Alluvione in Mesolcina, pubblicata nuova analisi del Cantone

L'Ufficio foreste e pericoli naturali del Canton Grigioni ha pubblicato oggi l'analisi dell'alluvione, che due anni fa colpì la Mesolcina. Il nubifragio causò due morti, una persona risulta tuttora dispersa. I danni stimati ammontano a circa 84 milioni di franchi.
23.06.2026
4 min
Una frana ha bloccato un fiume, creando un accumulo di rocce e detriti, con case visibili sullo sfondo e persone che osservano.
L'alluvione del 21 giugno 2024 in Mesolcina causò tre vittime nella frazione di Sorte, una delle quali risulta ancora dispersa. (immagine d'archivio).
© Keystone-ATS / Michael Buholzer

Il venerdì sera del 21 giugno 2024, dopo le 18, forti temporali causarono allagamenti diffusi in Mesolcina. La portata del fiume Moesa, misurata alla stazione di Lumino, passò da 50 a oltre 600 metri cubi al secondo. La forza dell'acqua erose circa 200 metri dell'autostrada A13 tra Soazza e Lostallo, mentre a Sorte tre case e tre veicoli furono spazzati via.

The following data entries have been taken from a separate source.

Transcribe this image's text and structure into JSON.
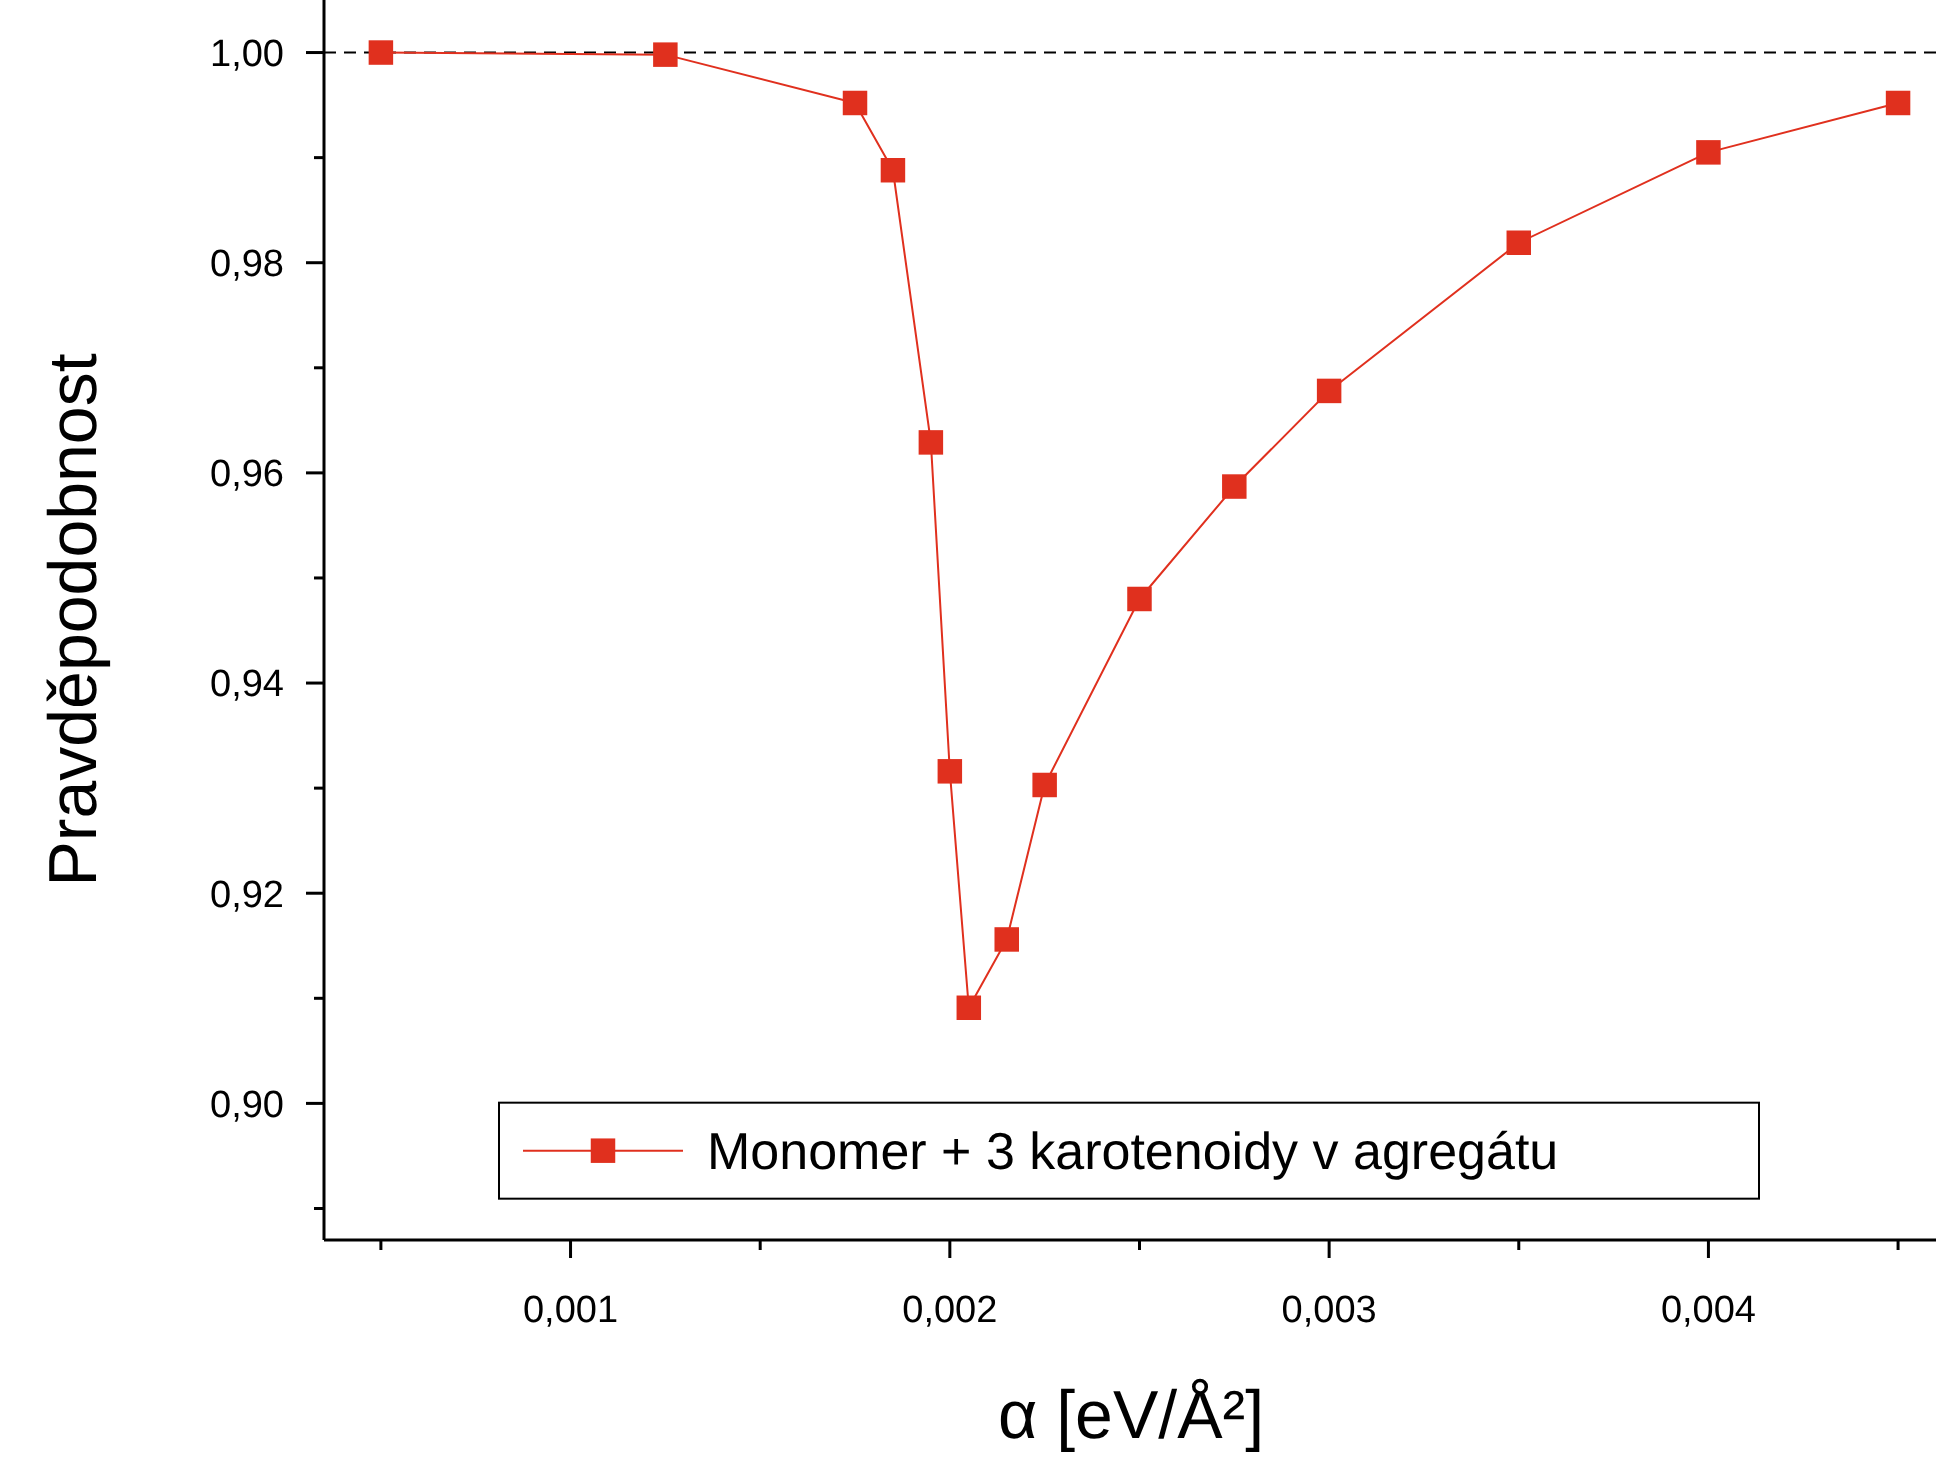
{
  "chart_data": {
    "type": "line",
    "xlabel": "α [eV/Å²]",
    "ylabel": "Pravděpodobnost",
    "x": [
      0.0005,
      0.00125,
      0.00175,
      0.00185,
      0.00195,
      0.002,
      0.00205,
      0.00215,
      0.00225,
      0.0025,
      0.00275,
      0.003,
      0.0035,
      0.004,
      0.0045
    ],
    "series": [
      {
        "name": "Monomer + 3 karotenoidy v agregátu",
        "color": "#e0301e",
        "values": [
          1.0,
          0.9998,
          0.9952,
          0.9888,
          0.9629,
          0.9316,
          0.9091,
          0.9156,
          0.9303,
          0.948,
          0.9587,
          0.9678,
          0.9819,
          0.9905,
          0.9952
        ]
      }
    ],
    "marker": "square",
    "legend": "bottom",
    "grid": false,
    "xlim": [
      0.00035,
      0.0046
    ],
    "ylim": [
      0.887,
      1.005
    ],
    "xticks": [
      {
        "value": 0.0005,
        "label": null
      },
      {
        "value": 0.001,
        "label": "0,001"
      },
      {
        "value": 0.0015,
        "label": null
      },
      {
        "value": 0.002,
        "label": "0,002"
      },
      {
        "value": 0.0025,
        "label": null
      },
      {
        "value": 0.003,
        "label": "0,003"
      },
      {
        "value": 0.0035,
        "label": null
      },
      {
        "value": 0.004,
        "label": "0,004"
      },
      {
        "value": 0.0045,
        "label": null
      }
    ],
    "yticks": [
      {
        "value": 0.89,
        "label": null
      },
      {
        "value": 0.9,
        "label": "0,90"
      },
      {
        "value": 0.91,
        "label": null
      },
      {
        "value": 0.92,
        "label": "0,92"
      },
      {
        "value": 0.93,
        "label": null
      },
      {
        "value": 0.94,
        "label": "0,94"
      },
      {
        "value": 0.95,
        "label": null
      },
      {
        "value": 0.96,
        "label": "0,96"
      },
      {
        "value": 0.97,
        "label": null
      },
      {
        "value": 0.98,
        "label": "0,98"
      },
      {
        "value": 0.99,
        "label": null
      },
      {
        "value": 1.0,
        "label": "1,00"
      }
    ],
    "ref_lines": [
      {
        "axis": "y",
        "value": 1.0,
        "color": "#000000",
        "line_style": "dashed"
      }
    ]
  }
}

Diverse decine di persone vennero evacuate.

L'alluvione provocò due morti accertati e una persona risulta tuttora dispersa. I danni materiali sono stimati in circa 84 milioni di franchi. Nonostante la gravità delle conseguenze, l'analisi cantonale non classifica l'evento come estremo o straordinario dal punto di vista statistico: intensità, estensione e processi osservati sono ritenuti paragonabili a eventi storici documentati.

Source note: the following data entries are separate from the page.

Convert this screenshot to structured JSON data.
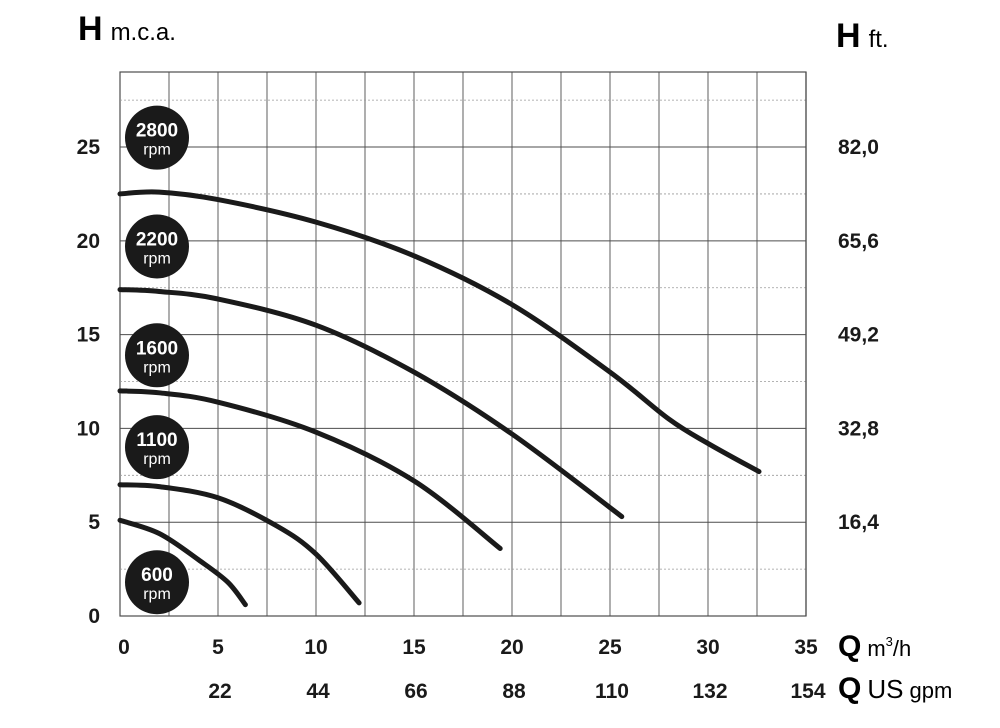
{
  "chart_data": {
    "type": "line",
    "left_axis": {
      "letter": "H",
      "unit": "m.c.a.",
      "ticks": [
        "0",
        "5",
        "10",
        "15",
        "20",
        "25"
      ],
      "tick_values": [
        0,
        5,
        10,
        15,
        20,
        25
      ],
      "ylim": [
        0,
        29
      ]
    },
    "right_axis": {
      "letter": "H",
      "unit": "ft.",
      "ticks": [
        "16,4",
        "32,8",
        "49,2",
        "65,6",
        "82,0"
      ],
      "tick_values_mca": [
        5,
        10,
        15,
        20,
        25
      ]
    },
    "bottom_axis_primary": {
      "letter": "Q",
      "unit_base": "m",
      "unit_sup": "3",
      "unit_tail": "/h",
      "ticks": [
        "0",
        "5",
        "10",
        "15",
        "20",
        "25",
        "30",
        "35"
      ],
      "tick_values": [
        0,
        5,
        10,
        15,
        20,
        25,
        30,
        35
      ],
      "xlim": [
        0,
        35
      ]
    },
    "bottom_axis_secondary": {
      "letter": "Q",
      "unit_main": "US",
      "unit_small": "gpm",
      "ticks": [
        "22",
        "44",
        "66",
        "88",
        "110",
        "132",
        "154"
      ],
      "tick_values_m3h": [
        5,
        10,
        15,
        20,
        25,
        30,
        35
      ]
    },
    "grid": true,
    "series": [
      {
        "name": "2800 rpm",
        "speed": "2800",
        "unit": "rpm",
        "badge_y": 25.5,
        "points": [
          [
            0,
            22.5
          ],
          [
            2,
            22.6
          ],
          [
            5,
            22.2
          ],
          [
            10,
            21.0
          ],
          [
            15,
            19.2
          ],
          [
            20,
            16.6
          ],
          [
            25,
            13.0
          ],
          [
            28,
            10.5
          ],
          [
            30,
            9.2
          ],
          [
            32.6,
            7.7
          ]
        ]
      },
      {
        "name": "2200 rpm",
        "speed": "2200",
        "unit": "rpm",
        "badge_y": 19.7,
        "points": [
          [
            0,
            17.4
          ],
          [
            2,
            17.3
          ],
          [
            5,
            16.9
          ],
          [
            10,
            15.5
          ],
          [
            15,
            13.0
          ],
          [
            20,
            9.7
          ],
          [
            25.6,
            5.3
          ]
        ]
      },
      {
        "name": "1600 rpm",
        "speed": "1600",
        "unit": "rpm",
        "badge_y": 13.9,
        "points": [
          [
            0,
            12.0
          ],
          [
            2,
            11.9
          ],
          [
            5,
            11.4
          ],
          [
            10,
            9.8
          ],
          [
            15,
            7.2
          ],
          [
            19.4,
            3.6
          ]
        ]
      },
      {
        "name": "1100 rpm",
        "speed": "1100",
        "unit": "rpm",
        "badge_y": 9.0,
        "points": [
          [
            0,
            7.0
          ],
          [
            2,
            6.9
          ],
          [
            5,
            6.3
          ],
          [
            8,
            4.8
          ],
          [
            10,
            3.3
          ],
          [
            12.2,
            0.7
          ]
        ]
      },
      {
        "name": "600 rpm",
        "speed": "600",
        "unit": "rpm",
        "badge_y": 1.8,
        "points": [
          [
            0,
            5.1
          ],
          [
            2,
            4.4
          ],
          [
            4,
            3.0
          ],
          [
            5.5,
            1.8
          ],
          [
            6.4,
            0.6
          ]
        ]
      }
    ]
  },
  "colors": {
    "curve": "#1a1a1a",
    "grid_major": "#4d4d4d",
    "grid_minor": "#9a9a9a",
    "badge": "#1a1a1a",
    "text": "#1a1a1a",
    "background": "#ffffff"
  }
}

Limiti delle opere di protezione

Secondo il rapporto dell'Ufficio foreste e pericoli naturali, le carte dei pericoli in vigore prima dell'alluvione individuavano in modo generalmente corretto le aree esposte. In oltre l'80% dei torrenti esaminati, le superfici effettivamente colpite rientravano nelle zone di pericolo già identificate. Le valutazioni si sono invece rivelate meno precise per quanto riguarda l'intensità dei fenomeni, le quantità di materiale trasportato dalle colate detritiche e l'interazione tra i diversi processi naturali.

Lo studio evidenzia anche i limiti emersi in alcune opere di protezione realizzate dopo la precedente alluvione del 1978. In diversi casi i bacini di raccolta e le opere di trattenuta sono stati riempiti o superati dalle masse di detriti mobilitate nel giugno del 2024.

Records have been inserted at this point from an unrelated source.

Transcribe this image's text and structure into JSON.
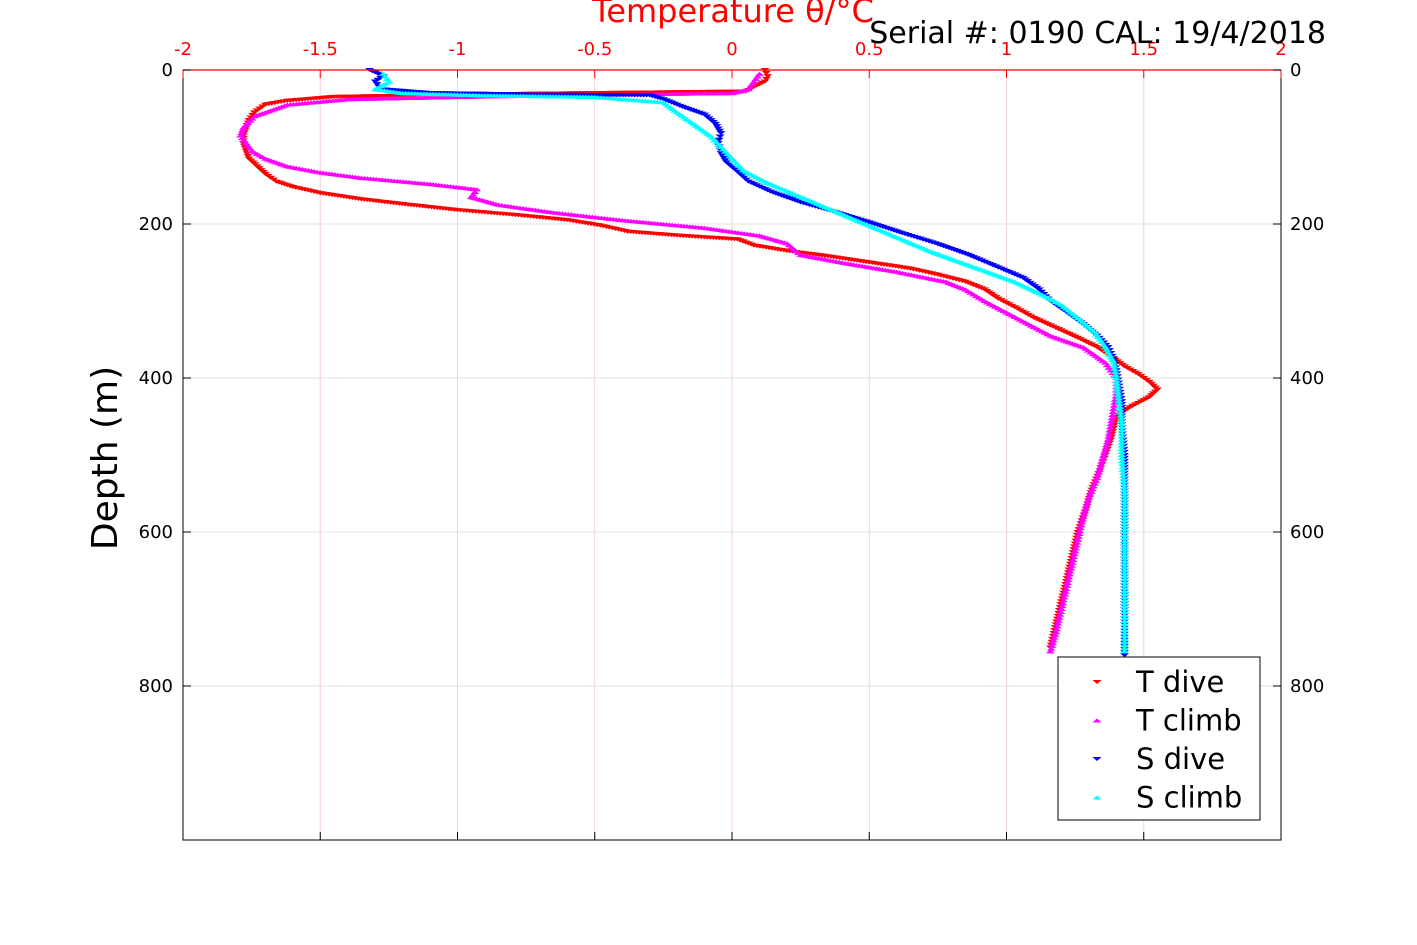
{
  "header": {
    "serial_text": "Serial #: 0190  CAL: 19/4/2018"
  },
  "colors": {
    "t_dive": "#ff0000",
    "t_climb": "#ff00ff",
    "s_dive": "#0000ff",
    "s_climb": "#00ffff",
    "top_axis": "#ff0000",
    "grid": "#e0e0e0",
    "grid_red": "#f6d0d0"
  },
  "chart_data": {
    "type": "scatter",
    "title": "",
    "xlabel": "Temperature θ/°C",
    "ylabel": "Depth (m)",
    "x_axis_position": "top",
    "y_axis_reversed": true,
    "xlim": [
      -2,
      2
    ],
    "ylim": [
      0,
      1000
    ],
    "x_ticks": [
      "-2",
      "-1.5",
      "-1",
      "-0.5",
      "0",
      "0.5",
      "1",
      "1.5",
      "2"
    ],
    "y_ticks": [
      "0",
      "200",
      "400",
      "600",
      "800"
    ],
    "y_tick_values": [
      0,
      200,
      400,
      600,
      800
    ],
    "grid": true,
    "legend_position": "bottom-right",
    "series": [
      {
        "name": "T dive",
        "marker": "triangle-down",
        "color": "#ff0000",
        "points": [
          [
            0.12,
            0
          ],
          [
            0.13,
            8
          ],
          [
            0.12,
            15
          ],
          [
            0.08,
            22
          ],
          [
            0.05,
            28
          ],
          [
            -0.5,
            30
          ],
          [
            -1.0,
            32
          ],
          [
            -1.45,
            35
          ],
          [
            -1.62,
            40
          ],
          [
            -1.7,
            45
          ],
          [
            -1.74,
            55
          ],
          [
            -1.76,
            65
          ],
          [
            -1.77,
            75
          ],
          [
            -1.78,
            85
          ],
          [
            -1.78,
            95
          ],
          [
            -1.77,
            105
          ],
          [
            -1.76,
            115
          ],
          [
            -1.73,
            125
          ],
          [
            -1.7,
            135
          ],
          [
            -1.66,
            145
          ],
          [
            -1.6,
            152
          ],
          [
            -1.5,
            160
          ],
          [
            -1.35,
            168
          ],
          [
            -1.18,
            175
          ],
          [
            -1.0,
            182
          ],
          [
            -0.8,
            188
          ],
          [
            -0.6,
            195
          ],
          [
            -0.48,
            202
          ],
          [
            -0.38,
            210
          ],
          [
            -0.2,
            215
          ],
          [
            0.02,
            220
          ],
          [
            0.08,
            228
          ],
          [
            0.2,
            235
          ],
          [
            0.35,
            242
          ],
          [
            0.5,
            250
          ],
          [
            0.65,
            258
          ],
          [
            0.75,
            266
          ],
          [
            0.85,
            275
          ],
          [
            0.92,
            285
          ],
          [
            0.97,
            297
          ],
          [
            1.04,
            310
          ],
          [
            1.1,
            322
          ],
          [
            1.18,
            335
          ],
          [
            1.26,
            348
          ],
          [
            1.33,
            360
          ],
          [
            1.38,
            372
          ],
          [
            1.43,
            385
          ],
          [
            1.48,
            395
          ],
          [
            1.52,
            405
          ],
          [
            1.55,
            415
          ],
          [
            1.52,
            425
          ],
          [
            1.45,
            438
          ],
          [
            1.4,
            450
          ],
          [
            1.39,
            465
          ],
          [
            1.38,
            480
          ],
          [
            1.36,
            500
          ],
          [
            1.34,
            520
          ],
          [
            1.31,
            545
          ],
          [
            1.29,
            570
          ],
          [
            1.26,
            600
          ],
          [
            1.24,
            630
          ],
          [
            1.22,
            660
          ],
          [
            1.2,
            690
          ],
          [
            1.18,
            720
          ],
          [
            1.16,
            750
          ]
        ]
      },
      {
        "name": "T climb",
        "marker": "triangle-up",
        "color": "#ff00ff",
        "points": [
          [
            1.16,
            755
          ],
          [
            1.18,
            730
          ],
          [
            1.2,
            700
          ],
          [
            1.22,
            670
          ],
          [
            1.24,
            640
          ],
          [
            1.26,
            610
          ],
          [
            1.28,
            580
          ],
          [
            1.3,
            555
          ],
          [
            1.33,
            530
          ],
          [
            1.35,
            505
          ],
          [
            1.37,
            480
          ],
          [
            1.38,
            460
          ],
          [
            1.39,
            440
          ],
          [
            1.4,
            420
          ],
          [
            1.4,
            400
          ],
          [
            1.36,
            380
          ],
          [
            1.28,
            360
          ],
          [
            1.16,
            345
          ],
          [
            1.08,
            330
          ],
          [
            1.0,
            315
          ],
          [
            0.92,
            300
          ],
          [
            0.85,
            285
          ],
          [
            0.78,
            275
          ],
          [
            0.6,
            262
          ],
          [
            0.4,
            250
          ],
          [
            0.25,
            240
          ],
          [
            0.2,
            225
          ],
          [
            0.1,
            215
          ],
          [
            -0.1,
            205
          ],
          [
            -0.4,
            195
          ],
          [
            -0.65,
            185
          ],
          [
            -0.85,
            175
          ],
          [
            -0.95,
            165
          ],
          [
            -0.93,
            155
          ],
          [
            -1.1,
            148
          ],
          [
            -1.35,
            140
          ],
          [
            -1.5,
            133
          ],
          [
            -1.62,
            125
          ],
          [
            -1.7,
            115
          ],
          [
            -1.75,
            105
          ],
          [
            -1.77,
            95
          ],
          [
            -1.79,
            85
          ],
          [
            -1.78,
            75
          ],
          [
            -1.74,
            60
          ],
          [
            -1.62,
            45
          ],
          [
            -1.4,
            38
          ],
          [
            -1.0,
            35
          ],
          [
            -0.5,
            32
          ],
          [
            0.0,
            30
          ],
          [
            0.06,
            25
          ],
          [
            0.08,
            15
          ],
          [
            0.1,
            5
          ]
        ]
      },
      {
        "name": "S dive",
        "marker": "triangle-down",
        "color": "#0000ff",
        "points": [
          [
            -1.32,
            0
          ],
          [
            -1.27,
            8
          ],
          [
            -1.3,
            15
          ],
          [
            -1.28,
            25
          ],
          [
            -1.1,
            30
          ],
          [
            -0.7,
            32
          ],
          [
            -0.3,
            33
          ],
          [
            -0.25,
            38
          ],
          [
            -0.18,
            48
          ],
          [
            -0.1,
            58
          ],
          [
            -0.06,
            70
          ],
          [
            -0.04,
            82
          ],
          [
            -0.05,
            95
          ],
          [
            -0.04,
            108
          ],
          [
            -0.02,
            120
          ],
          [
            0.02,
            132
          ],
          [
            0.06,
            145
          ],
          [
            0.14,
            158
          ],
          [
            0.25,
            172
          ],
          [
            0.38,
            185
          ],
          [
            0.5,
            198
          ],
          [
            0.62,
            212
          ],
          [
            0.74,
            225
          ],
          [
            0.86,
            240
          ],
          [
            0.96,
            255
          ],
          [
            1.06,
            270
          ],
          [
            1.12,
            285
          ],
          [
            1.16,
            300
          ],
          [
            1.22,
            315
          ],
          [
            1.28,
            330
          ],
          [
            1.33,
            345
          ],
          [
            1.37,
            360
          ],
          [
            1.39,
            375
          ],
          [
            1.4,
            390
          ],
          [
            1.41,
            410
          ],
          [
            1.42,
            430
          ],
          [
            1.42,
            460
          ],
          [
            1.43,
            500
          ],
          [
            1.43,
            550
          ],
          [
            1.43,
            600
          ],
          [
            1.43,
            650
          ],
          [
            1.43,
            700
          ],
          [
            1.43,
            760
          ]
        ]
      },
      {
        "name": "S climb",
        "marker": "triangle-up",
        "color": "#00ffff",
        "points": [
          [
            1.43,
            755
          ],
          [
            1.43,
            700
          ],
          [
            1.43,
            650
          ],
          [
            1.43,
            600
          ],
          [
            1.43,
            550
          ],
          [
            1.42,
            500
          ],
          [
            1.42,
            460
          ],
          [
            1.41,
            430
          ],
          [
            1.4,
            400
          ],
          [
            1.39,
            380
          ],
          [
            1.36,
            360
          ],
          [
            1.32,
            340
          ],
          [
            1.26,
            322
          ],
          [
            1.2,
            305
          ],
          [
            1.12,
            290
          ],
          [
            1.03,
            275
          ],
          [
            0.93,
            262
          ],
          [
            0.82,
            248
          ],
          [
            0.72,
            235
          ],
          [
            0.62,
            220
          ],
          [
            0.52,
            205
          ],
          [
            0.42,
            190
          ],
          [
            0.32,
            175
          ],
          [
            0.22,
            160
          ],
          [
            0.12,
            145
          ],
          [
            0.04,
            130
          ],
          [
            0.0,
            115
          ],
          [
            -0.04,
            100
          ],
          [
            -0.08,
            85
          ],
          [
            -0.14,
            70
          ],
          [
            -0.2,
            55
          ],
          [
            -0.25,
            42
          ],
          [
            -0.5,
            35
          ],
          [
            -0.9,
            33
          ],
          [
            -1.2,
            30
          ],
          [
            -1.3,
            25
          ],
          [
            -1.25,
            15
          ],
          [
            -1.27,
            5
          ]
        ]
      }
    ]
  }
}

Oltre 60 milioni tra opere e ripristini

A seguito della catastrofe i rischi naturali nell'intera valle sono stati rivisti. "Per Lostallo la nuova carta dei pericoli è già stata completata", ha indicato a Keystone-ATS Luca Plozza dell'Ufficio foreste e pericoli naturali. L'aggiornamento riguarda tutti i riali tra San Vittore e Mesocco e il tratto della Moesa compreso tra i due comuni. Secondo Plozza, il lavoro sull'intera Mesolcina dovrebbe essere completato entro la fine del 2027.

Parallelamente proseguono gli interventi di ripristino e di protezione. Secondo una tabella aggiornata del Cantone, consultata da Keystone-ATS, le voci relative a opere di protezione, infrastrutture, strade, terreni agricoli e perizie superano i 60 milioni di franchi. Considerando anche edifici e impianti idroelettrici, il quadro complessivo si avvicina agli 84 milioni di danni stimati dall'analisi cantonale.

Tra gli interventi principali figura il progetto definitivo di protezione per la frazione di Sorte. Il vallo deviatore contro le colate detritiche della Rià de la Molera è preventivato in circa 8,5 milioni di franchi. Il progetto è stato elaborato e dovrà ottenere quest'anno l'approvazione di Cantone e Confederazione; in seguito il Comune di Lostallo sarà chiamato a pronunciarsi sulla quota residua a suo carico. In caso di procedura senza intoppi, l'inizio dei lavori è previsto per novembre 2026. Secondo la tabella dei costi aggiornata, restano inoltre aperti contributi per circa 2 milioni di franchi per pratiche ancora sospese legati agli edifici danneggiati a Sorte.

Le raccomandazioni future

"L'analisi mostra in modo chiaro che i pericoli naturali nel Moesano rimangono un rischio rilevante e possono aggravarsi ulteriormente a seguito dei cambiamenti dovuti ai mutamenti climatici", conclude l'Ufficio cantonale. Le raccomandazioni che emergono dall'analisi riguardano, tra l'altro, una migliore considerazione dell'umidità pregressa e dello scioglimento della neve, nonché una stima più precisa dei deflussi di detriti. Il Cantone intende inoltre rafforzare la pianificazione anticipata delle risorse, degli spazi di deposito e della comunicazione in caso di crisi.